La perception de la politique environnementale et de son rapport avec un développement humain harmonieux (A), ainsi que l'influence sur elle exercée par la société ivoirienne (B), déterminent son succès ou son insuccès.

A. La perception politique du binôme « politique

environnementale - développement durable »

En accédant à la souveraineté nationale le 7 août 1960, l'Etat de Côte d'Ivoire unissait juridiquement en son sein une mosaïque de peuples, d'ethnies, de traditions culturelles et religieuses. Ces populations avaient en commun l'expérience de la colonisation. Celle-ci allait léguer en héritage au nouvel Etat le système du libéralisme économique alors en vigueur. Où les préoccupations productivistes, corollaire du système international ambiant, avaient carte sur table. Cependant, l'Etat ivoirien impulsera une dynamique de protection de l'environnement, surtout au plan de la conservation des milieux naturels. Les problèmes de salubrité, de leur côté, augmentaient avec la croissance démographique et l'expansion de l'usage des produits industriels.

La société ivoirienne, ce n'est pas seulement l'Etat en tant qu'instrument gouvernemental agissant, c'est aussi la population et les diverses structures sociales et coutumières qui la constituent.
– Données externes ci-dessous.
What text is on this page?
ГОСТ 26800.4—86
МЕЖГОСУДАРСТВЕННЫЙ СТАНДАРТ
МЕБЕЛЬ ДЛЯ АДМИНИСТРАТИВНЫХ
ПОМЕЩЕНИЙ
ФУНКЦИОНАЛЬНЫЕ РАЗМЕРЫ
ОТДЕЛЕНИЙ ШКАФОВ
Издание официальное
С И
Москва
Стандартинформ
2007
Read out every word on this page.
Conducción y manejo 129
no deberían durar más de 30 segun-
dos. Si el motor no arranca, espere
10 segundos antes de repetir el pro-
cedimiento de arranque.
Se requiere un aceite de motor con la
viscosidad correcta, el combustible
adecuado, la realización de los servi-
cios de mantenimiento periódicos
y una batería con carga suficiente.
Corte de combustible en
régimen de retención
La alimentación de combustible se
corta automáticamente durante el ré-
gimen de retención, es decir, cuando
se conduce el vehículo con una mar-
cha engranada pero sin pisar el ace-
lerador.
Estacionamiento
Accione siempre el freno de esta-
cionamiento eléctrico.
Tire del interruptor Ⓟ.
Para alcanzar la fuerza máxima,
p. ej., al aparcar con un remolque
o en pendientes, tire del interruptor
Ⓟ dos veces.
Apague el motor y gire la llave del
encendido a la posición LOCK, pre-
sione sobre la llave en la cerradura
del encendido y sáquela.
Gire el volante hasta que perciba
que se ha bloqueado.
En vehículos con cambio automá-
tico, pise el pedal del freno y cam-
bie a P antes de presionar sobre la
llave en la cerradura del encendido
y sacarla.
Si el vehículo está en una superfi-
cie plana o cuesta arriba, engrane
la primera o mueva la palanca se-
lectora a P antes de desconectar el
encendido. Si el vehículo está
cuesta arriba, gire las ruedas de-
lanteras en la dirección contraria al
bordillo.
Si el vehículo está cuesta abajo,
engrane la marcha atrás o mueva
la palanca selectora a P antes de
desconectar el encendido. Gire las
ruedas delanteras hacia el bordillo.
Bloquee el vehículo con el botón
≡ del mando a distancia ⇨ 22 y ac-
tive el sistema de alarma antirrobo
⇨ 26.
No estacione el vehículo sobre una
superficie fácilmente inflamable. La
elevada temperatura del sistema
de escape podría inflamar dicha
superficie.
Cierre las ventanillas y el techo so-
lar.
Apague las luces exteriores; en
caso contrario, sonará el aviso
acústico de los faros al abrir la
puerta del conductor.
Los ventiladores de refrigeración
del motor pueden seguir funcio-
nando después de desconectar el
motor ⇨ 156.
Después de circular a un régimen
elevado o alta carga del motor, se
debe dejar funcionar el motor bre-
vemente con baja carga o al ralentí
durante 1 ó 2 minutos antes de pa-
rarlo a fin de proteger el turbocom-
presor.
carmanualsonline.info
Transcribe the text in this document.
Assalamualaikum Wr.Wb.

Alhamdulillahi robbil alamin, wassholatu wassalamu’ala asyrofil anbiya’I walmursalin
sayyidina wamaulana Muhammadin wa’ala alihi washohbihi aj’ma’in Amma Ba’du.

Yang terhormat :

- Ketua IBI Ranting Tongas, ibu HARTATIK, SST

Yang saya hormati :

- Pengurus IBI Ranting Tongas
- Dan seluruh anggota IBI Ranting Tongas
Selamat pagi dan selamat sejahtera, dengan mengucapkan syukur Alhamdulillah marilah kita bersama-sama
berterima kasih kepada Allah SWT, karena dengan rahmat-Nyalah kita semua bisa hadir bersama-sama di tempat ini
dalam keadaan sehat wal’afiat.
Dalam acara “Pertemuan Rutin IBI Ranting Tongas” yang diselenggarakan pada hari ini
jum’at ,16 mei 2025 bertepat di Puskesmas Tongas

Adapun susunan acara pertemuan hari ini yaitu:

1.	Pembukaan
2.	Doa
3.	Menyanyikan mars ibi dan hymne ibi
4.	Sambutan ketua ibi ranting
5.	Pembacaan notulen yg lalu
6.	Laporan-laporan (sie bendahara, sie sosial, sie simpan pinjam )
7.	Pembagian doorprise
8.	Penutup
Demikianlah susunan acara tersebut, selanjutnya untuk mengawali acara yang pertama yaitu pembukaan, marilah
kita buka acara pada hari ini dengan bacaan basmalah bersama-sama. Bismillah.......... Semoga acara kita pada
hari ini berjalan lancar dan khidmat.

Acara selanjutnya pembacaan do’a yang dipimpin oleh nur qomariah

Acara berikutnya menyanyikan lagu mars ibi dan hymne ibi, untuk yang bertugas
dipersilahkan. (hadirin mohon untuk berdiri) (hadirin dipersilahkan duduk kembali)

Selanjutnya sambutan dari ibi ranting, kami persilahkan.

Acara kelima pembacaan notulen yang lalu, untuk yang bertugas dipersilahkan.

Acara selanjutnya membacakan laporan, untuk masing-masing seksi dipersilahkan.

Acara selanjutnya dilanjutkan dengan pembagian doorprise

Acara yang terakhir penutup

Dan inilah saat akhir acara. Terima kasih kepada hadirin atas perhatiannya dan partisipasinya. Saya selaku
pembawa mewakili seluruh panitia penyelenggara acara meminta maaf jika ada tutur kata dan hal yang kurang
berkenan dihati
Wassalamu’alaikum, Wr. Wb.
Un demi-siècle de colonisation aura habitué les esprits à la logique de l'exploitation tous azimuts des terres pour goûter, autant que faire se peut, aux conforts de la modernité, synonyme de progrès.

Ainsi, pour mieux cerner l'esprit de la politique de l'environnement version éburnéenne, il importe de situer la conception développementaliste des différents acteurs sociaux que sont les gouvernants, les partis politiques, la société civile.
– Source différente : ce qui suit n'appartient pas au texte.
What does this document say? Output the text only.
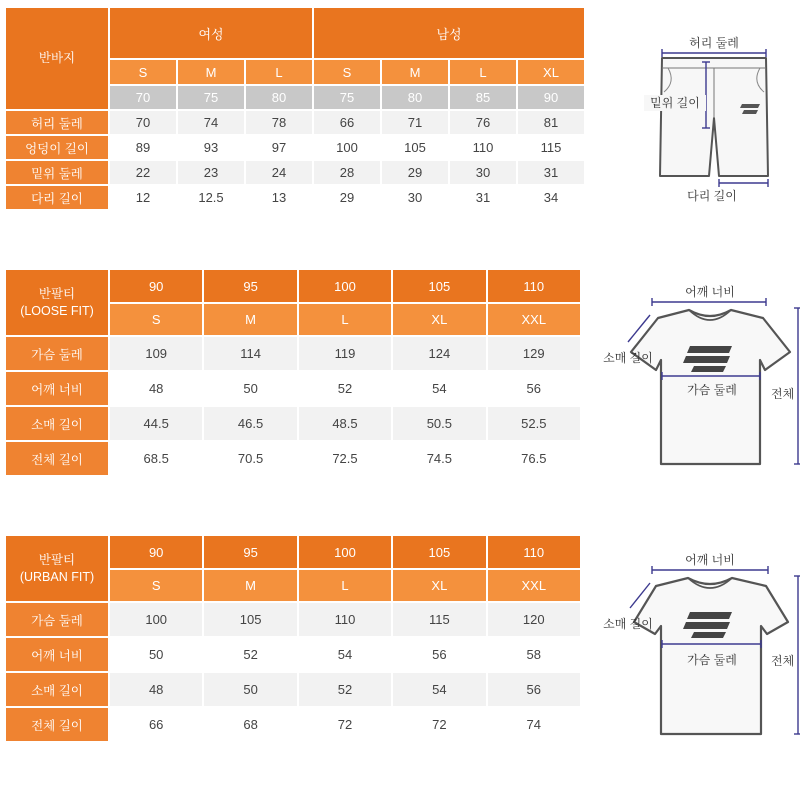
반바지	여성			남성			
	S	M	L	S	M	L	XL
	70	75	80	75	80	85	90
허리 둘레	70	74	78	66	71	76	81
엉덩이 길이	89	93	97	100	105	110	115
밑위 둘레	22	23	24	28	29	30	31
다리 길이	12	12.5	13	29	30	31	34
반팔티
(LOOSE FIT)	90	95	100	105	110
	S	M	L	XL	XXL
가슴 둘레	109	114	119	124	129
어깨 너비	48	50	52	54	56
소매 길이	44.5	46.5	48.5	50.5	52.5
전체 길이	68.5	70.5	72.5	74.5	76.5
반팔티
(URBAN FIT)	90	95	100	105	110
	S	M	L	XL	XXL
가슴 둘레	100	105	110	115	120
어깨 너비	50	52	54	56	58
소매 길이	48	50	52	54	56
전체 길이	66	68	72	72	74
허리 둘레
밑위 길이
다리 길이
어깨 너비
소매 길이
가슴 둘레	전체
어깨 너비
소매 길이
가슴 둘레	전체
En proclamant l'indépendance de la Côte d'ivoire le 7 août 1960, le président Félix Houphouët-Boigny déclarait à la face du monde son idéal pour le pays : « C'est la Côte d'Ivoire qui veut aujourd'hui s'en aller, non pas à l'aventure, mais bâtir sa maison à elle (...) nous aussi, nous devons apporter notre contribution...notre amour sincère de la Paix et de la Justice ».93(*)

Ces paroles, traduction d'un réel projet de société, sont le reflet de la maturité de la vision politique d'ensemble de leur auteur, qui conçoit le développement comme élan vers la maturité, participation effective et féconde à l'Universel.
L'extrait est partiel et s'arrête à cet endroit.